技術紹介

糖鎖構造プロファイリング技術は、糖鎖への結合特性の違うレクチン（糖鎖に結合するタンパク）を多種類用いることによって実現されます。LecChip™ Ver.1.0においては、45種の異なる特性を持ったレクチンがスライドガラス上に固定化されています。Cy3標識した糖タンパクをレクチンマイクロアレイにアプライし、蛍光のシグナルパターンを糖鎖プロファイラー（GlycoStation™ Reader 1200）で測定します。この測定結果を元に、フィンガープリント認証の原理を用いることによってプロファイリングパターンから、糖鎖構造の推定をすることができます。

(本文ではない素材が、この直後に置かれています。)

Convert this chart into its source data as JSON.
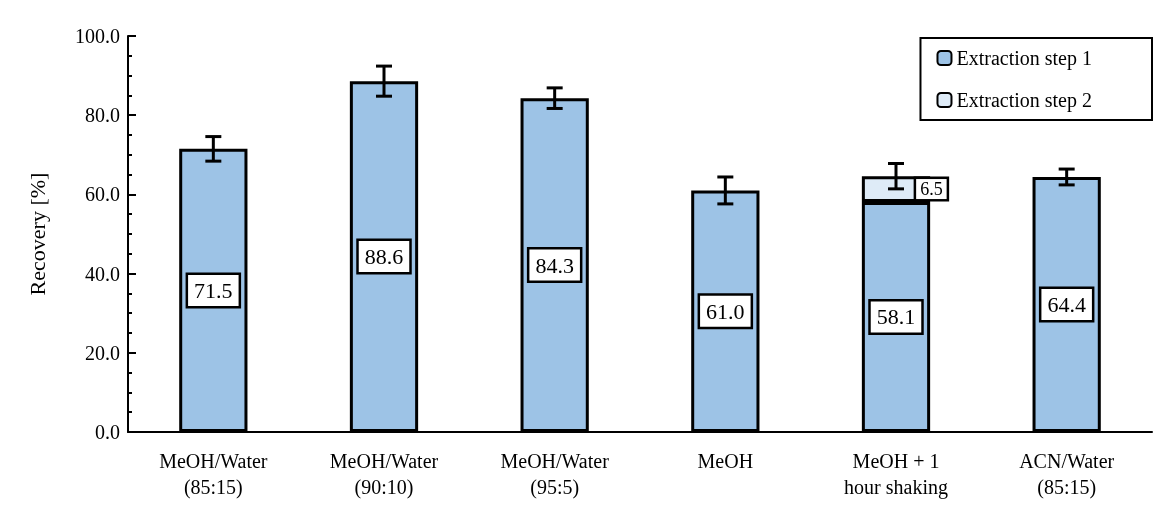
{
  "chart_data": {
    "type": "bar",
    "stacked": true,
    "ylabel": "Recovery [%]",
    "categories": [
      "MeOH/Water\n(85:15)",
      "MeOH/Water\n(90:10)",
      "MeOH/Water\n(95:5)",
      "MeOH",
      "MeOH + 1\nhour shaking",
      "ACN/Water\n(85:15)"
    ],
    "series": [
      {
        "name": "Extraction step 1",
        "color": "#9dc3e6",
        "values": [
          71.5,
          88.6,
          84.3,
          61.0,
          58.1,
          64.4
        ],
        "value_labels": [
          "71.5",
          "88.6",
          "84.3",
          "61.0",
          "58.1",
          "64.4"
        ],
        "errors": [
          3.1,
          3.8,
          2.6,
          3.4,
          null,
          2.0
        ]
      },
      {
        "name": "Extraction step 2",
        "color": "#deebf7",
        "values": [
          null,
          null,
          null,
          null,
          6.5,
          null
        ],
        "value_labels": [
          null,
          null,
          null,
          null,
          "6.5",
          null
        ],
        "errors": [
          null,
          null,
          null,
          null,
          3.2,
          null
        ]
      }
    ],
    "ylim": [
      0,
      100
    ],
    "yticks": [
      {
        "value": 0,
        "label": "0.0"
      },
      {
        "value": 20,
        "label": "20.0"
      },
      {
        "value": 40,
        "label": "40.0"
      },
      {
        "value": 60,
        "label": "60.0"
      },
      {
        "value": 80,
        "label": "80.0"
      },
      {
        "value": 100,
        "label": "100.0"
      }
    ],
    "legend": "top right",
    "grid": false
  }
}
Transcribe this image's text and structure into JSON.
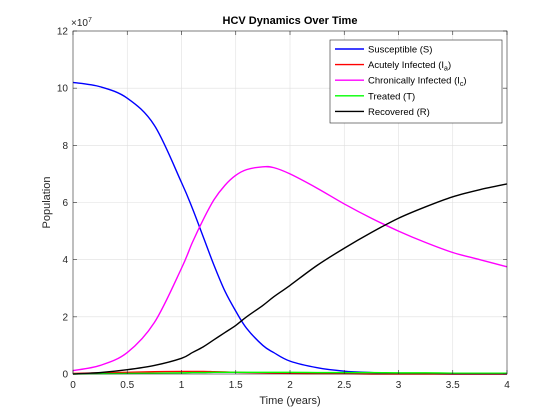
{
  "chart_data": {
    "type": "line",
    "title": "HCV Dynamics Over Time",
    "xlabel": "Time (years)",
    "ylabel": "Population",
    "y_exponent_label": "×10",
    "y_exponent_power": "7",
    "xlim": [
      0,
      4
    ],
    "ylim": [
      0,
      12
    ],
    "x_ticks": [
      0,
      0.5,
      1,
      1.5,
      2,
      2.5,
      3,
      3.5,
      4
    ],
    "x_tick_labels": [
      "0",
      "0.5",
      "1",
      "1.5",
      "2",
      "2.5",
      "3",
      "3.5",
      "4"
    ],
    "y_ticks": [
      0,
      2,
      4,
      6,
      8,
      10,
      12
    ],
    "y_tick_labels": [
      "0",
      "2",
      "4",
      "6",
      "8",
      "10",
      "12"
    ],
    "grid": true,
    "legend_position": "top-right",
    "x": [
      0,
      0.25,
      0.5,
      0.75,
      1.0,
      1.1,
      1.2,
      1.3,
      1.4,
      1.5,
      1.6,
      1.75,
      1.85,
      2.0,
      2.25,
      2.5,
      2.75,
      3.0,
      3.25,
      3.5,
      3.75,
      4.0
    ],
    "series": [
      {
        "name": "Susceptible (S)",
        "name_main": "Susceptible (S)",
        "name_sub": "",
        "name_tail": "",
        "color": "#0000ff",
        "values": [
          10.2,
          10.05,
          9.65,
          8.7,
          6.7,
          5.8,
          4.8,
          3.8,
          2.9,
          2.2,
          1.6,
          1.0,
          0.75,
          0.45,
          0.22,
          0.1,
          0.05,
          0.02,
          0.01,
          0.0,
          0.0,
          0.0
        ]
      },
      {
        "name": "Acutely Infected (Ia)",
        "name_main": "Acutely Infected (I",
        "name_sub": "a",
        "name_tail": ")",
        "color": "#ff0000",
        "values": [
          0.02,
          0.04,
          0.06,
          0.08,
          0.09,
          0.09,
          0.09,
          0.08,
          0.07,
          0.06,
          0.05,
          0.04,
          0.03,
          0.02,
          0.01,
          0.01,
          0.0,
          0.0,
          0.0,
          0.0,
          0.0,
          0.0
        ]
      },
      {
        "name": "Chronically Infected (Ic)",
        "name_main": "Chronically Infected (I",
        "name_sub": "c",
        "name_tail": ")",
        "color": "#ff00ff",
        "values": [
          0.12,
          0.3,
          0.75,
          1.8,
          3.7,
          4.6,
          5.4,
          6.1,
          6.6,
          6.95,
          7.15,
          7.25,
          7.22,
          7.0,
          6.5,
          5.95,
          5.45,
          5.0,
          4.6,
          4.25,
          4.0,
          3.75
        ]
      },
      {
        "name": "Treated (T)",
        "name_main": "Treated (T)",
        "name_sub": "",
        "name_tail": "",
        "color": "#00ff00",
        "values": [
          0.0,
          0.01,
          0.02,
          0.03,
          0.04,
          0.05,
          0.05,
          0.06,
          0.06,
          0.06,
          0.06,
          0.06,
          0.06,
          0.06,
          0.05,
          0.05,
          0.05,
          0.04,
          0.04,
          0.03,
          0.03,
          0.03
        ]
      },
      {
        "name": "Recovered (R)",
        "name_main": "Recovered (R)",
        "name_sub": "",
        "name_tail": "",
        "color": "#000000",
        "values": [
          0.0,
          0.05,
          0.15,
          0.3,
          0.55,
          0.75,
          0.95,
          1.2,
          1.45,
          1.7,
          2.0,
          2.4,
          2.7,
          3.1,
          3.8,
          4.4,
          4.95,
          5.45,
          5.85,
          6.2,
          6.45,
          6.65
        ]
      }
    ]
  }
}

詳しくは、参考文献（久野らNature Methods 2 p.851(2005)）をご参照下さい。

下図は、実際のプロファイリングパターンの一例です。

糖鎖プロファイラー GlycoStation™ Reader 1200で用いているエバネッセント波蛍光励起法は、弱い分子間相互作用を検出するのに効果的です。レクチンと糖鎖の相互作用は、抗原抗体反応やビオチンアビジンの反応に比べ、弱いものです（表1参照）。したがって、レクチンに結合しない余分なタンパクを除く為にレクチンマイクロアレイに洗浄工程を入れると、多くのアフィニティー情報は消えてしまいます。

表1：模範的な分子間相互作用のKd値

レクチン-糖鎖	10-3〜10-7
抗原-抗体	10-6〜10-9
ビオチン-アビジン	10-12

よく知られているように、全反射条件下では屈折率の低い側の表面にエバネッセント波が形成されます。エバネッセント波の侵入深さは光の波長程度の領域にあり、その強度は表面からの距離に対して指数関数的に減少していきます。 この性質によって、液層に漂っている糖鎖はエバネッセント波で励起されずに、レクチンと相互作用している糖鎖プローブのみが効果的に励起されます。この技術により、非常に弱い分子間相互作用を、洗浄工程無しに液層のまま、ダイレクトに測定することが可能となりました。この技術は、(独)産業技術総合研究所（AIST: Advanced Industrial Science and Technology）と共同で開発しました。

もう一つの重要なトピックは、(独)産業技術総合研究所で開発された包括的な糖鎖-レクチン相互作用のデータベースです。これは、フロンタルアフィニティークロマトグラフィー（FAC）という手法により測定された1万通りを超えるレクチンと糖鎖の相互作用をもとに作られました。このデータベースは、糖鎖プロファイリングにより得られる複雑なレクチンと糖鎖のアフィニティーパターンから、その糖鎖構造を推定し理解するためには有用なツールとなります。このデータベースに基づいてフィンガープリント認証を行う糖鎖構造解析ソフトウェア(GlycoAnalyser™ Ver1.0)は、GlycoStation™ Reader 1200のオプションとしてご利用頂けます。